# DIY Canopy Using A Shop Light



## Serrecko (Sep 29, 2011)

I have used a 48 inch shop light and a few CFL bulbs to make this canopy. I don't actually show how to make the box itself... it is a box. But you do get the idea how to use the shop light and CFLs.

Fish Tank Canopy

[yt]gDDNYObYCs0[/yt]
Thanks,
Serrecko


----------



## snyderguy (Feb 9, 2010)

Wouldn't you have to worry about humidity within the canopy using those CFL's?


----------



## emc7 (Jul 23, 2005)

DIY canopies usually include computer fans to keep the light cool and dry.


----------



## Serrecko (Sep 29, 2011)

I have noticed a little more heat trapped in the hood, but for the most part, the open back allows airflow. I am leaning towards putting in a fan on the side just to see what happens, but I'm happy with the project as it stands. This weekend is a long weekend, and I am wanting to finish it completely and to get the second one going.
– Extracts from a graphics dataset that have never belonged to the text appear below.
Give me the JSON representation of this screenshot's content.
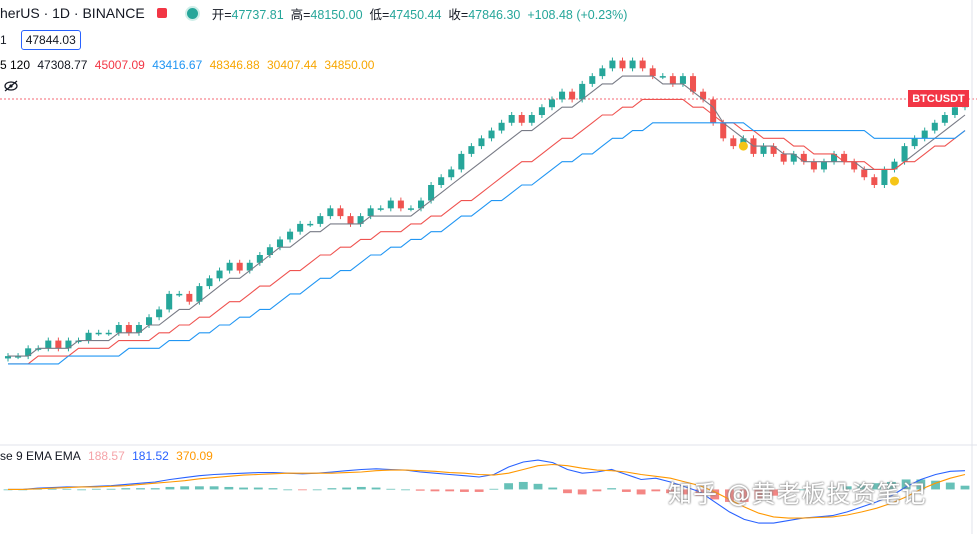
{
  "header": {
    "symbol": "herUS · 1D · BINANCE",
    "ohlc": {
      "open_label": "开=",
      "open": "47737.81",
      "high_label": "高=",
      "high": "48150.00",
      "low_label": "低=",
      "low": "47450.44",
      "close_label": "收=",
      "close": "47846.30",
      "change": "+108.48 (+0.23%)"
    }
  },
  "price_line": {
    "prefix": "1",
    "value": "47844.03"
  },
  "ma_legend": {
    "prefix": "5 120",
    "values": [
      {
        "text": "47308.77",
        "color": "#131722"
      },
      {
        "text": "45007.09",
        "color": "#f23645"
      },
      {
        "text": "43416.67",
        "color": "#2196f3"
      },
      {
        "text": "48346.88",
        "color": "#f7a600"
      },
      {
        "text": "30407.44",
        "color": "#f7a600"
      },
      {
        "text": "34850.00",
        "color": "#f7a600"
      }
    ]
  },
  "macd_legend": {
    "prefix": "se 9 EMA EMA",
    "values": [
      {
        "text": "188.57",
        "color": "#f5a3a8"
      },
      {
        "text": "181.52",
        "color": "#2962ff"
      },
      {
        "text": "370.09",
        "color": "#ff9800"
      }
    ]
  },
  "symbol_tag": "BTCUSDT",
  "watermark": "知乎 @黄老板投资笔记",
  "colors": {
    "up": "#26a69a",
    "down": "#ef5350",
    "ma_short": "#787b86",
    "ma_mid": "#ef5350",
    "ma_long": "#2196f3",
    "macd": "#2962ff",
    "signal": "#ff9800",
    "marker": "#f5c518"
  },
  "chart_data": {
    "type": "line",
    "series": [
      {
        "name": "close",
        "values": [
          30,
          30,
          31,
          31,
          32,
          31,
          32,
          32,
          33,
          33,
          33,
          34,
          33,
          34,
          35,
          36,
          38,
          38,
          37,
          39,
          40,
          41,
          42,
          41,
          42,
          43,
          44,
          45,
          46,
          47,
          47,
          48,
          49,
          48,
          47,
          48,
          49,
          49,
          50,
          49,
          49,
          50,
          52,
          53,
          54,
          56,
          57,
          58,
          59,
          60,
          61,
          60,
          61,
          62,
          63,
          64,
          63,
          65,
          66,
          67,
          68,
          67,
          68,
          67,
          66,
          66,
          65,
          66,
          64,
          63,
          60,
          58,
          57,
          58,
          56,
          57,
          56,
          55,
          56,
          55,
          54,
          55,
          56,
          55,
          54,
          53,
          52,
          54,
          55,
          57,
          58,
          59,
          60,
          61,
          62,
          63
        ]
      },
      {
        "name": "ma_short",
        "values": [
          30,
          30,
          30,
          31,
          31,
          31,
          31,
          32,
          32,
          32,
          32,
          33,
          33,
          33,
          34,
          34,
          35,
          36,
          36,
          37,
          38,
          39,
          40,
          40,
          41,
          42,
          43,
          44,
          44,
          45,
          46,
          46,
          47,
          47,
          47,
          47,
          48,
          48,
          48,
          48,
          48,
          49,
          50,
          51,
          52,
          53,
          54,
          55,
          56,
          57,
          58,
          59,
          59,
          60,
          61,
          62,
          62,
          63,
          64,
          65,
          65,
          66,
          66,
          66,
          66,
          65,
          65,
          65,
          64,
          63,
          62,
          60,
          59,
          58,
          57,
          57,
          57,
          56,
          56,
          55,
          55,
          55,
          55,
          55,
          55,
          54,
          54,
          54,
          54,
          55,
          56,
          57,
          58,
          59,
          60,
          61
        ]
      },
      {
        "name": "ma_mid",
        "values": [
          29,
          29,
          29,
          30,
          30,
          30,
          30,
          31,
          31,
          31,
          31,
          32,
          32,
          32,
          32,
          33,
          33,
          34,
          34,
          35,
          35,
          36,
          37,
          37,
          38,
          39,
          39,
          40,
          41,
          41,
          42,
          43,
          43,
          44,
          44,
          45,
          45,
          46,
          46,
          46,
          47,
          47,
          48,
          48,
          49,
          50,
          50,
          51,
          52,
          53,
          54,
          55,
          55,
          56,
          57,
          58,
          58,
          59,
          60,
          61,
          61,
          62,
          62,
          63,
          63,
          63,
          63,
          63,
          62,
          62,
          61,
          60,
          60,
          59,
          59,
          58,
          58,
          58,
          57,
          57,
          56,
          56,
          56,
          55,
          55,
          55,
          54,
          54,
          54,
          55,
          55,
          56,
          57,
          57,
          58,
          59
        ]
      },
      {
        "name": "ma_long",
        "values": [
          29,
          29,
          29,
          29,
          29,
          29,
          30,
          30,
          30,
          30,
          30,
          30,
          31,
          31,
          31,
          31,
          32,
          32,
          32,
          33,
          33,
          34,
          34,
          35,
          35,
          36,
          36,
          37,
          38,
          38,
          39,
          40,
          40,
          41,
          41,
          42,
          43,
          43,
          44,
          44,
          45,
          45,
          46,
          46,
          47,
          48,
          48,
          49,
          50,
          50,
          51,
          52,
          52,
          53,
          54,
          55,
          55,
          56,
          56,
          57,
          58,
          58,
          59,
          59,
          60,
          60,
          60,
          60,
          60,
          60,
          60,
          60,
          60,
          60,
          59,
          59,
          59,
          59,
          59,
          59,
          59,
          59,
          59,
          59,
          59,
          59,
          58,
          58,
          58,
          58,
          58,
          58,
          58,
          58,
          58,
          59
        ]
      }
    ],
    "ylim": [
      25,
      70
    ],
    "grid": false,
    "markers": [
      {
        "index": 73,
        "y": 57
      },
      {
        "index": 88,
        "y": 52.5
      }
    ],
    "macd": {
      "macd": [
        0,
        0,
        0.2,
        0.3,
        0.4,
        0.4,
        0.5,
        0.6,
        0.8,
        1,
        1.2,
        1.6,
        1.9,
        2.2,
        2.4,
        2.5,
        2.6,
        2.7,
        2.7,
        2.6,
        2.5,
        2.6,
        2.8,
        3,
        3.2,
        3.3,
        3.2,
        3.1,
        2.8,
        2.6,
        2.4,
        2.2,
        2,
        2.4,
        3.6,
        4.4,
        4.7,
        4.3,
        3.2,
        2.6,
        2.8,
        3.2,
        2.4,
        1.6,
        1.8,
        1.2,
        0.4,
        -0.4,
        -2,
        -3.6,
        -4.8,
        -5.4,
        -5.4,
        -5,
        -4.6,
        -4.4,
        -4.2,
        -3.6,
        -2.8,
        -2,
        -1,
        0.4,
        1.6,
        2.4,
        2.9,
        3
      ],
      "signal": [
        0,
        0,
        0.1,
        0.2,
        0.3,
        0.4,
        0.4,
        0.5,
        0.6,
        0.8,
        1,
        1.2,
        1.4,
        1.7,
        1.9,
        2.1,
        2.3,
        2.4,
        2.5,
        2.6,
        2.6,
        2.6,
        2.6,
        2.7,
        2.8,
        3,
        3.1,
        3.1,
        3,
        2.9,
        2.7,
        2.6,
        2.4,
        2.3,
        2.6,
        3.2,
        3.8,
        4,
        3.8,
        3.4,
        3.1,
        3,
        2.8,
        2.4,
        2.1,
        1.8,
        1.2,
        0.6,
        -0.4,
        -1.6,
        -2.8,
        -3.8,
        -4.4,
        -4.6,
        -4.6,
        -4.5,
        -4.4,
        -4.1,
        -3.6,
        -3,
        -2.2,
        -1.2,
        0,
        1,
        1.8,
        2.4
      ],
      "ylim": [
        -6.5,
        6
      ]
    }
  }
}
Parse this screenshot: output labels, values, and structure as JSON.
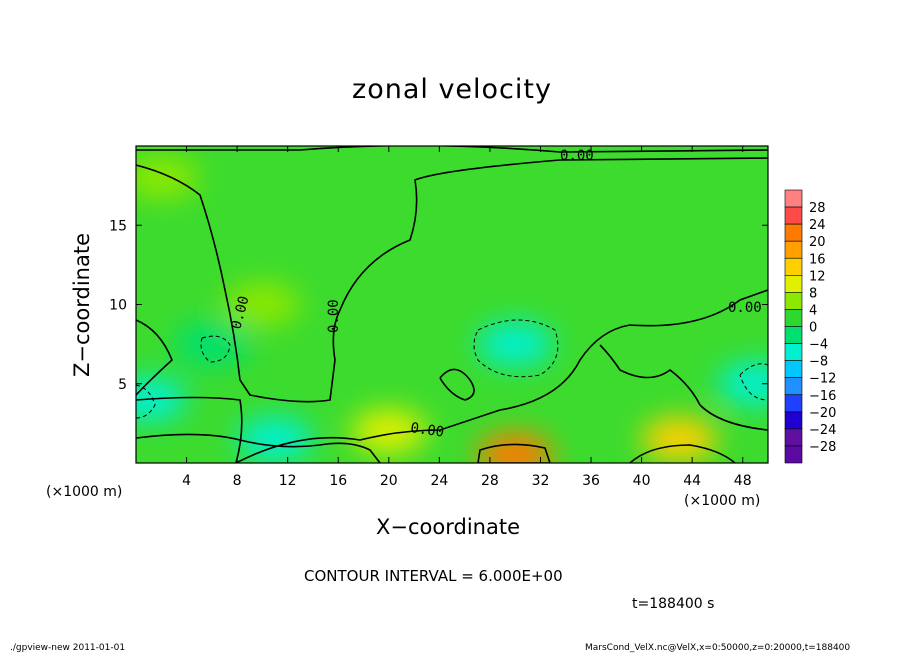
{
  "chart_data": {
    "type": "heatmap",
    "title": "zonal velocity",
    "xlabel": "X−coordinate",
    "ylabel": "Z−coordinate",
    "x_unit": "(×1000 m)",
    "xlim": [
      0,
      50
    ],
    "ylim": [
      0,
      20
    ],
    "x_ticks": [
      "4",
      "8",
      "12",
      "16",
      "20",
      "24",
      "28",
      "32",
      "36",
      "40",
      "44",
      "48"
    ],
    "y_ticks": [
      "5",
      "10",
      "15"
    ],
    "colorbar": {
      "levels": [
        "28",
        "24",
        "20",
        "16",
        "12",
        "8",
        "4",
        "0",
        "−4",
        "−8",
        "−12",
        "−16",
        "−20",
        "−24",
        "−28"
      ],
      "colors": [
        "#ff8080",
        "#ff4a4a",
        "#ff7a00",
        "#ffa000",
        "#ffd000",
        "#e0f000",
        "#8ce800",
        "#2fd82f",
        "#00e070",
        "#00f0d0",
        "#00c8ff",
        "#2090ff",
        "#2040ff",
        "#2000d0",
        "#6010a0"
      ]
    },
    "contour_labels": [
      "0.00",
      "0.00",
      "0.00",
      "0.00",
      "0.00"
    ],
    "contour_interval": "CONTOUR INTERVAL = 6.000E+00",
    "time": "t=188400 s",
    "field_samples": [
      {
        "x": 2,
        "z": 18,
        "u": 2
      },
      {
        "x": 10,
        "z": 10,
        "u": 5
      },
      {
        "x": 30,
        "z": 7.5,
        "u": -9
      },
      {
        "x": 6,
        "z": 7.5,
        "u": -6
      },
      {
        "x": 49,
        "z": 5,
        "u": -9
      },
      {
        "x": 1,
        "z": 4,
        "u": -10
      },
      {
        "x": 11,
        "z": 1.5,
        "u": -9
      },
      {
        "x": 30,
        "z": 0.5,
        "u": 18
      },
      {
        "x": 20,
        "z": 2,
        "u": 8
      },
      {
        "x": 43,
        "z": 1.5,
        "u": 10
      }
    ]
  },
  "footer": {
    "left": "./gpview-new   2011-01-01",
    "right": "MarsCond_VelX.nc@VelX,x=0:50000,z=0:20000,t=188400"
  }
}
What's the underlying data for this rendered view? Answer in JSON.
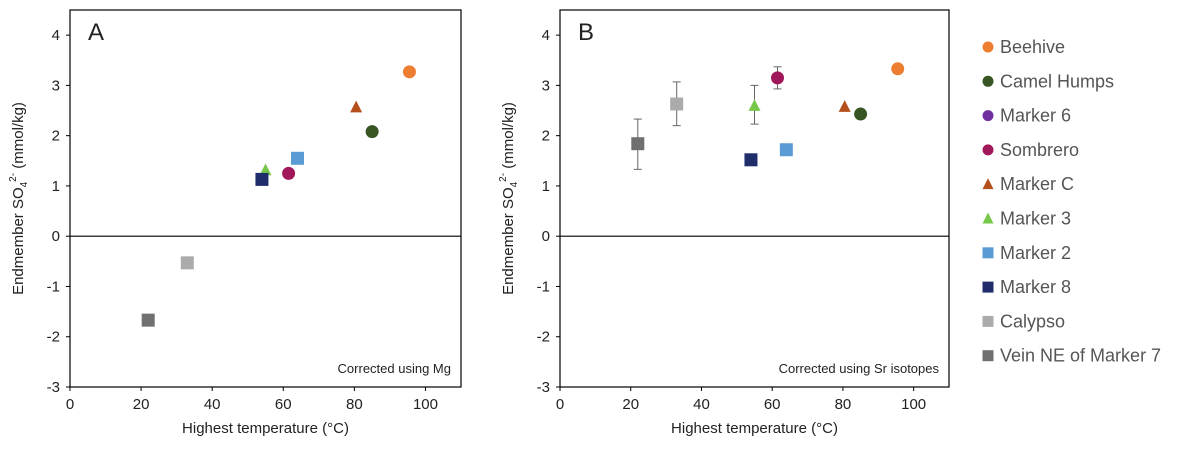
{
  "legend": [
    {
      "label": "Beehive",
      "shape": "circle",
      "color": "#ED7D31"
    },
    {
      "label": "Camel Humps",
      "shape": "circle",
      "color": "#375623"
    },
    {
      "label": "Marker 6",
      "shape": "circle",
      "color": "#7030A0"
    },
    {
      "label": "Sombrero",
      "shape": "circle",
      "color": "#A0185A"
    },
    {
      "label": "Marker C",
      "shape": "triangle",
      "color": "#B5501C"
    },
    {
      "label": "Marker 3",
      "shape": "triangle",
      "color": "#77C84A"
    },
    {
      "label": "Marker 2",
      "shape": "square",
      "color": "#5B9BD5"
    },
    {
      "label": "Marker 8",
      "shape": "square",
      "color": "#1F2D6B"
    },
    {
      "label": "Calypso",
      "shape": "square",
      "color": "#ABABAB"
    },
    {
      "label": "Vein NE of Marker 7",
      "shape": "square",
      "color": "#707070"
    }
  ],
  "chart_data": [
    {
      "type": "scatter",
      "panel_label": "A",
      "annotation": "Corrected using Mg",
      "xlabel": "Highest temperature (°C)",
      "ylabel_main": "Endmember SO",
      "ylabel_sub": "4",
      "ylabel_sup": "2-",
      "ylabel_unit": " (mmol/kg)",
      "xlim": [
        0,
        110
      ],
      "ylim": [
        -3,
        4.5
      ],
      "xticks": [
        0,
        20,
        40,
        60,
        80,
        100
      ],
      "yticks": [
        -3,
        -2,
        -1,
        0,
        1,
        2,
        3,
        4
      ],
      "grid": false,
      "points": [
        {
          "series": "Beehive",
          "x": 95.5,
          "y": 3.27
        },
        {
          "series": "Camel Humps",
          "x": 85,
          "y": 2.08
        },
        {
          "series": "Sombrero",
          "x": 61.5,
          "y": 1.25
        },
        {
          "series": "Marker C",
          "x": 80.5,
          "y": 2.57
        },
        {
          "series": "Marker 3",
          "x": 55,
          "y": 1.32
        },
        {
          "series": "Marker 2",
          "x": 64,
          "y": 1.55
        },
        {
          "series": "Marker 8",
          "x": 54,
          "y": 1.13
        },
        {
          "series": "Calypso",
          "x": 33,
          "y": -0.53
        },
        {
          "series": "Vein NE of Marker 7",
          "x": 22,
          "y": -1.67
        }
      ]
    },
    {
      "type": "scatter",
      "panel_label": "B",
      "annotation": "Corrected using Sr isotopes",
      "xlabel": "Highest temperature (°C)",
      "ylabel_main": "Endmember SO",
      "ylabel_sub": "4",
      "ylabel_sup": "2-",
      "ylabel_unit": " (mmol/kg)",
      "xlim": [
        0,
        110
      ],
      "ylim": [
        -3,
        4.5
      ],
      "xticks": [
        0,
        20,
        40,
        60,
        80,
        100
      ],
      "yticks": [
        -3,
        -2,
        -1,
        0,
        1,
        2,
        3,
        4
      ],
      "grid": false,
      "points": [
        {
          "series": "Beehive",
          "x": 95.5,
          "y": 3.33
        },
        {
          "series": "Camel Humps",
          "x": 85,
          "y": 2.43
        },
        {
          "series": "Sombrero",
          "x": 61.5,
          "y": 3.15,
          "err_low": 2.93,
          "err_high": 3.37
        },
        {
          "series": "Marker C",
          "x": 80.5,
          "y": 2.58
        },
        {
          "series": "Marker 3",
          "x": 55,
          "y": 2.6,
          "err_low": 2.23,
          "err_high": 3.0
        },
        {
          "series": "Marker 2",
          "x": 64,
          "y": 1.72
        },
        {
          "series": "Marker 8",
          "x": 54,
          "y": 1.52
        },
        {
          "series": "Calypso",
          "x": 33,
          "y": 2.63,
          "err_low": 2.2,
          "err_high": 3.07
        },
        {
          "series": "Vein NE of Marker 7",
          "x": 22,
          "y": 1.84,
          "err_low": 1.33,
          "err_high": 2.33
        }
      ]
    }
  ]
}
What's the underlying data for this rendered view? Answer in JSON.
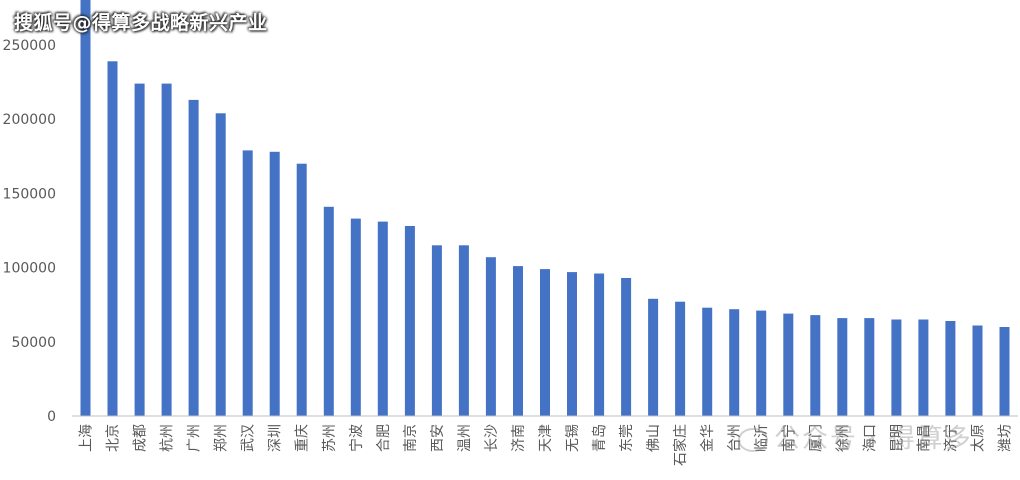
{
  "watermark_top": "搜狐号@得算多战略新兴产业",
  "watermark_bottom": "公众号 · 得算多",
  "colors": {
    "bar": "#4472C4",
    "axis": "#bfbfbf",
    "label": "#595959"
  },
  "chart_data": {
    "type": "bar",
    "title": "",
    "xlabel": "",
    "ylabel": "",
    "ylim": [
      0,
      280000
    ],
    "yticks": [
      0,
      50000,
      100000,
      150000,
      200000,
      250000
    ],
    "grid": false,
    "categories": [
      "上海",
      "北京",
      "成都",
      "杭州",
      "广州",
      "郑州",
      "武汉",
      "深圳",
      "重庆",
      "苏州",
      "宁波",
      "合肥",
      "南京",
      "西安",
      "温州",
      "长沙",
      "济南",
      "天津",
      "无锡",
      "青岛",
      "东莞",
      "佛山",
      "石家庄",
      "金华",
      "台州",
      "临沂",
      "南宁",
      "厦门",
      "徐州",
      "海口",
      "昆明",
      "南昌",
      "济宁",
      "太原",
      "潍坊"
    ],
    "values": [
      285000,
      239000,
      224000,
      224000,
      213000,
      204000,
      179000,
      178000,
      170000,
      141000,
      133000,
      131000,
      128000,
      115000,
      115000,
      107000,
      101000,
      99000,
      97000,
      96000,
      93000,
      79000,
      77000,
      73000,
      72000,
      71000,
      69000,
      68000,
      66000,
      66000,
      65000,
      65000,
      64000,
      61000,
      60000
    ]
  }
}
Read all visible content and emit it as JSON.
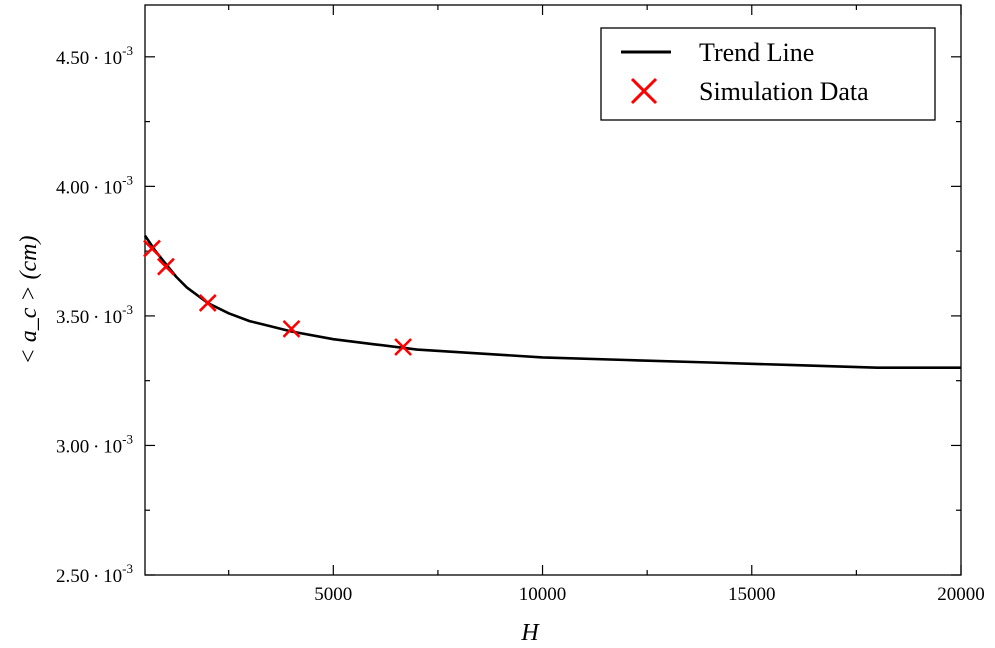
{
  "chart_data": {
    "type": "line",
    "title": "",
    "xlabel": "H",
    "ylabel": "< a_c > (cm)",
    "xlim": [
      500,
      20000
    ],
    "ylim": [
      0.0025,
      0.0047
    ],
    "x_ticks": [
      {
        "value": 5000,
        "label": "5000"
      },
      {
        "value": 10000,
        "label": "10000"
      },
      {
        "value": 15000,
        "label": "15000"
      },
      {
        "value": 20000,
        "label": "20000"
      }
    ],
    "x_minor_ticks": [
      2500,
      7500,
      12500,
      17500
    ],
    "y_ticks": [
      {
        "value": 0.0025,
        "mantissa": "2.50",
        "base": "10",
        "exp": "-3"
      },
      {
        "value": 0.003,
        "mantissa": "3.00",
        "base": "10",
        "exp": "-3"
      },
      {
        "value": 0.0035,
        "mantissa": "3.50",
        "base": "10",
        "exp": "-3"
      },
      {
        "value": 0.004,
        "mantissa": "4.00",
        "base": "10",
        "exp": "-3"
      },
      {
        "value": 0.0045,
        "mantissa": "4.50",
        "base": "10",
        "exp": "-3"
      }
    ],
    "y_minor_ticks": [
      0.00275,
      0.00325,
      0.00375,
      0.00425
    ],
    "grid": false,
    "legend_position": "top-right",
    "series": [
      {
        "name": "Trend Line",
        "style": "line",
        "color": "#000000",
        "x": [
          500,
          750,
          1000,
          1250,
          1500,
          2000,
          2500,
          3000,
          3500,
          4000,
          5000,
          6000,
          7000,
          8000,
          9000,
          10000,
          12000,
          14000,
          16000,
          18000,
          20000
        ],
        "y": [
          0.00381,
          0.00375,
          0.0037,
          0.00365,
          0.00361,
          0.00355,
          0.00351,
          0.00348,
          0.00346,
          0.00344,
          0.00341,
          0.00339,
          0.00337,
          0.00336,
          0.00335,
          0.00334,
          0.00333,
          0.00332,
          0.00331,
          0.0033,
          0.0033
        ]
      },
      {
        "name": "Simulation Data",
        "style": "x-markers",
        "color": "#ff0000",
        "x": [
          667,
          1000,
          2000,
          4000,
          6667
        ],
        "y": [
          0.00376,
          0.00369,
          0.00355,
          0.00345,
          0.00338
        ]
      }
    ]
  }
}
If I add the fan I will probably take a short video showing the installation of that as well.


----------



## chronoboy (Jan 17, 2011)

I did a DIY shop light hood for my 55g. after a year though the shop light did start to rust even with holes drilled in the back for vents, now I have gotten a piece of glass that I fitted to the size of the hood. now my problem is the light is getting very hot even with the vent holes, next mission is to put cpu fans on both ends, one intake one outake.


----------



## Mr. fish (Mar 8, 2011)

First thing I'm going to say is its a nice build.. Would like to see the outcome once its finished.

Second is I agree with Snyder guy and EMC.. humidity and evaporation can be a problem with those exposed wires. What kind of wires did you use anyways? Hope this thing is connected to a GFI outlet.

Third thing I'm going to add is directing towards your algae. IMO I've used a DIY Co2 Bottle before and have to say its very inconsistent. That's what lead up to your BBA. If moneys a issue setup a Paintball setup with a Aquatek Regulator there pretty cheap.. if you have a little money then go with at least a 5lb tank and regulator. How many watts are those CFL's? Depending on that you might not even need Co2


----------



## Cory1990 (Jun 14, 2012)

i have a 4 foot shop light in my homemade canopy, i have never had any problems with it. iv had it set up for 6 months with no fans in my canopy. its a cheap way to get around exspensive tank lights. plus i couldnt find a 4'' long light for it.


----------



## Mikaila31 (Nov 29, 2009)

A lot bulkier then the hoods I tend to make but still nice with the opening flap. I agree that it is best to use glass tops to avoid evaporation and issues with the fixture. Also extend bulb and ballast life. I don't think fans are needed, its easy to design a hood with good ventilation. Your shop light could be better IMO. Home Depot sells normal output T5 ceiling fixtures. I don't deal much with T12 or T8 bulbs. 

I tend to retrofit more often then build my own canopies but I have still built some fixtures completely from scratch. I don't run a single fixture I have not modified or built lol. From the high-end performance retrofits to a $30 dual 24" NO T5 fixture. 

This is a AHsupply kit I retrofitted over 4 years ago with added moon lights. It is 2x55 watt PC bulbs over a 55 gallon tank. So far this is my favorite hood design with the slotted top it allows really good cooling as the hot air rises. This was the first hood I built. Someday I will probably rebuild the box and stain it instead of spray paint it.



















As far as CO2/algae issues go I agree with Mr. Fish. Either do no CO2 at all or go pressurized. However for a 125gallon IMO paintball would be kinda pointless unless you don't mind the often refills. I have a paintball system but its been in storage for over a year. They are nice and cute on small tanks but be aware if the reg ever breaks or malfunctions its pretty much toast if it needs a new part. A regular canister regulator is more likely to last MUCH longer and is easily fixable in the slime chances something goes wrong. You can also modify them easily to suit your needs. My full sized system has a small and cheap splitter that allows up to 3 independent CO2 lines to be run off of it. It is currently running a 55 and 20 gallon tank using 2 lines. Eventually I will get a 3rd tank/line for it to run and maybe someday even upgrade to a larger splitter. I still run tanks without CO2 and IMO you certainly do not need CO2 for a awesome lush tank.


----------